Plant-based for intermediate
Vitalínea Grapefruit and Green Tea Flavored Jelly Dessert jelly is a great option for those looking to slightly expand their plant-based experiences. It features 8kcal per portion and has been made with fruit pulp and tea extract (Mexico).

Plant-based for the advanced
Asanté fishless ceviche in a lemon, tomatillo and coriander sauce, created by Mexican chefs, is out-there enough for highly experienced plant-based consumers. Asanté highlights the impact of plant-based foods on people and planet (Mexico).

Coping with emotional stress

Latin American consumer interest in healthier choices will rise. Yet, anxious consumers are also likely to look for taste and enjoyment as important attributes to cope with stress.

Indulgent foods helped consumers cope with stress and anxiety driven by the pandemic

Indulgent foods provide a temporary sense of emotional wellbeing to consumers, but as people hope to be less stressed out in the future, they look to curb their consumption.

Mom-approved indulgence
Launched for health-conscious, Millennial moms who seek nutrition and flavor. Nesquik Extra Cocoa features an Opti-Start formula that complements milk with vitamin D to contribute to bones’ growth, and iron and zinc to help cognitive functions (Mexico).

Keto-friendly indulgence
Sweetwell Cookies with Collagen are keto-friendly and a great source of fibre. Made in small batches, granting flavour and indulgence, they feature a low glycemic index and are free from trans fats, sodium and sugar (Costa Rica).

Fit Indulgence
Coconut and 72% Dark Chocolate Mousse is said to feature a lot of flavor. The ready-to-eat product contains isolated whey protein and is low carb and free from gluten, lactose and added sugar (Brazil).

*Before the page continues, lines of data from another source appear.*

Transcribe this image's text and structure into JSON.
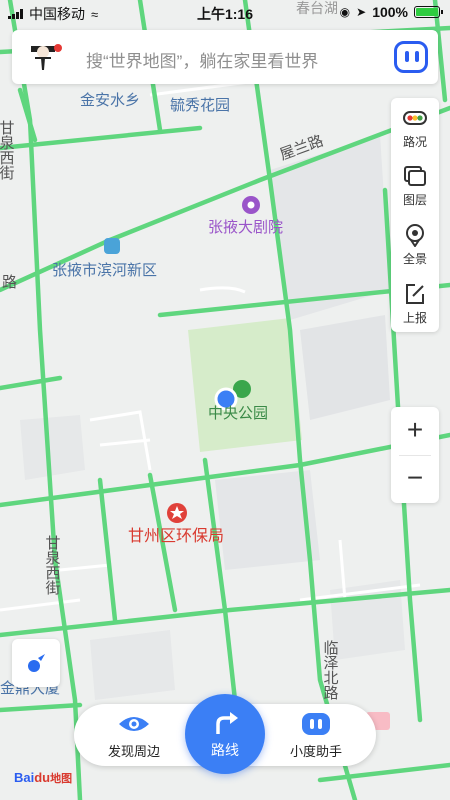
{
  "status_bar": {
    "carrier": "中国移动",
    "time": "上午1:16",
    "battery": "100%",
    "battery_level": 1.0
  },
  "search": {
    "placeholder": "搜“世界地图”，躺在家里看世界"
  },
  "map_labels": {
    "jinan_shuixiang": "金安水乡",
    "yuxiu_huayuan": "毓秀花园",
    "ganquan_xijie_top": "甘泉西街",
    "wulan_road": "屋兰路",
    "grand_theatre": "张掖大剧院",
    "binhe_district": "张掖市滨河新区",
    "road_fragment_left": "路",
    "central_park": "中央公园",
    "env_bureau": "甘州区环保局",
    "ganquan_xijie_bottom": "甘泉西街",
    "linze_north_road": "临泽北路",
    "jinding_building": "金鼎大厦",
    "top_cut_label": "春台湖"
  },
  "tools": {
    "traffic": "路况",
    "layers": "图层",
    "panorama": "全景",
    "report": "上报"
  },
  "zoom": {
    "in": "+",
    "out": "−"
  },
  "bottom_bar": {
    "discover": "发现周边",
    "route": "路线",
    "assistant": "小度助手"
  },
  "logo": {
    "bai": "Bai",
    "du": "du",
    "map": "地图"
  },
  "colors": {
    "road": "#5fd67e",
    "accent": "#2a5cf0",
    "route_button": "#3b7ff5",
    "park": "#d6ecca",
    "poi_red": "#e0413a",
    "poi_purple": "#9a55c9",
    "poi_green": "#3aa64c"
  }
}
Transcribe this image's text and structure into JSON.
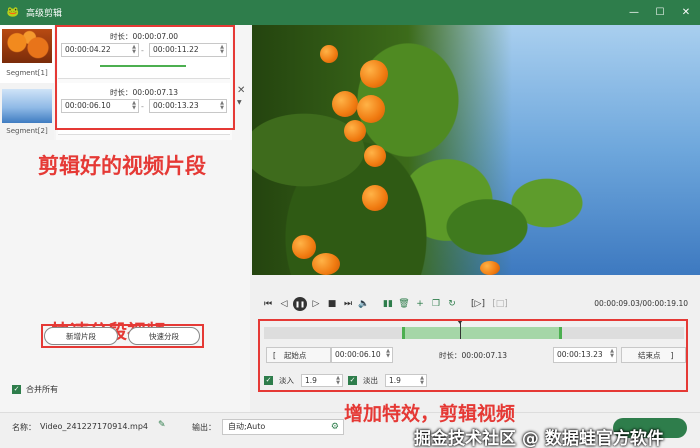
{
  "window": {
    "title": "高级剪辑",
    "minimize": "—",
    "maximize": "☐",
    "close": "✕"
  },
  "segments": [
    {
      "label": "Segment[1]",
      "duration_label": "时长：",
      "duration": "00:00:07.00",
      "start": "00:00:04.22",
      "end": "00:00:11.22"
    },
    {
      "label": "Segment[2]",
      "duration_label": "时长：",
      "duration": "00:00:07.13",
      "start": "00:00:06.10",
      "end": "00:00:13.23"
    }
  ],
  "segment_separator": "-",
  "annotations": {
    "clipped": "剪辑好的视频片段",
    "quick_split": "快速分段视频",
    "effects": "增加特效，剪辑视频"
  },
  "buttons": {
    "new_segment": "新增片段",
    "quick_split": "快速分段",
    "start_point": "起始点",
    "end_point": "结束点"
  },
  "merge_all": "合并所有",
  "player": {
    "time": "00:00:09.03/00:00:19.10"
  },
  "trim": {
    "start": "00:00:06.10",
    "duration_label": "时长：",
    "duration": "00:00:07.13",
    "end": "00:00:13.23",
    "bracket_left": "[",
    "bracket_right": "]"
  },
  "fade": {
    "in_label": "淡入",
    "in_value": "1.9",
    "out_label": "淡出",
    "out_value": "1.9"
  },
  "bottom": {
    "name_label": "名称：",
    "file_name": "Video_241227170914.mp4",
    "output_label": "输出：",
    "output_value": "自动;Auto"
  },
  "watermark": "掘金技术社区 @ 数据蛙官方软件",
  "colors": {
    "accent": "#2e7d4b",
    "annotation": "#e53935",
    "selection": "#a5d6a7"
  }
}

Beauty brands are turning to gaming to let consumers socialize and de-stress

Diversity Island
Gillette Venus created avatars on Animal Crossing highlighting diverse skin and body realities such as acne, cellulite, scars, stretch marks, vitiligo and psoriasis, while allowing consumers to express themselves and promote inclusion (US).

Rappi Island
Rappi Games will offer 150 video games to players, and customers will be able to convert points into discounts on the app. A beta version that has already launched attracted over 266,000 players per week (Latin America).

The pandemic has brought financial struggles to the fore

Unemployment has become a hard reality that many people are facing

Chilean start-up NotCo has launched a recipe contest for its new plant-based hamburger exclusively for chefs who were laid off from their jobs due to the impacts of COVID-19. Each week, WhyNot will sell two different recipes. The chefs will be paid both for their recipes as well for the sales. Their name will also be promoted to help them find new job opportunities.

Budgeting behaviors are driving BPC brands to innovate with family packs

Beauty and personal care brands were challenged to come up with better pricing options to get consumer attention. Some brands explored family sizes, such as a 1 liter fortifying nourishing shampoo made with 87% organic Aloe Vera and tea tree to offer convenience and savings.